HART’s 10th anniversary summer camp auction takes place Friday at the Centre Street Church, 3900 2nd St. N.E., with doors open at 5 p.m. for the silent auction, and dinner beginning at 6 p.m.
The purpose of the auction is to help HART send 3,000 underprivileged children from Ukraine, Moldova and Belarus to summer camps.
“Attending a summer camp can be a life-changing experience for these children . . . truly an oasis from their otherwise difficult lives,” Cenaiko says. “Who goes to camp? Street kids, boys from prison, kids with special needs, kids from families living in poverty, children from Gypsy villages. It is a great cause and the best part (is that) 100 per cent of the funds raised are used to send kids to camps.”
The fundraising evening features silent and live auctions; Ukrainian dinner; a video-photo presentation; a guest speaker from Ukraine; live painting performance by Lewis Lavoie; and Ukrainian dancers.
Tickets are $30 each or $240 for a table of eight.
For more information and tickets, contact the HART office at 403-230-8263 or e-mail tickets@ hart.ca.

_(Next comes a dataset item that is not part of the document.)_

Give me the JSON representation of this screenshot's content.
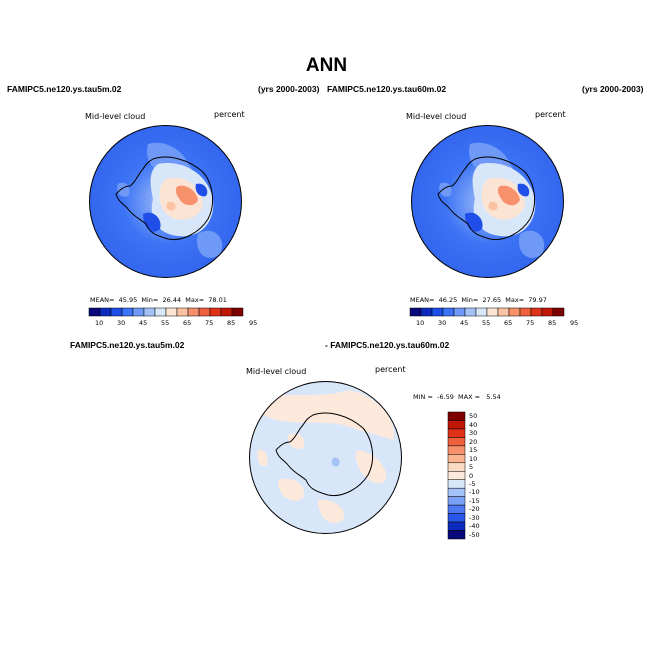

Ukraine “is one of the most corrupt countries in the world. Every facet of life there’s corruption. People steal,” Cenaiko says. “And the people we work with in those countries are so incredible as they’re trying to change their country. The whole objective of sending these thousands to kids to summer camps, if we’re going to change these countries, we have to change the hearts and the souls of the people.
“That’s where the faith element comes in,” he says. “We know that if we can raise a generation of kids that are growing up with morals and ethics and just biblically based faith, we’re going to be able to change that country someday.
“Protestant churches are invited into the high school systems all over the country to talk to the teenage kids about drugs and alcohol and HIV and anti-human trafficking. And part of what we do is to facilitate those volunteers going into the high schools. Tens of thousands of high school kids are hearing about issues like this from a biblically based foundation,” Cenaiko says. “Our objective is just to impact the thousands of children and eventually somehow kind of change the hearts and minds of the people in that country.”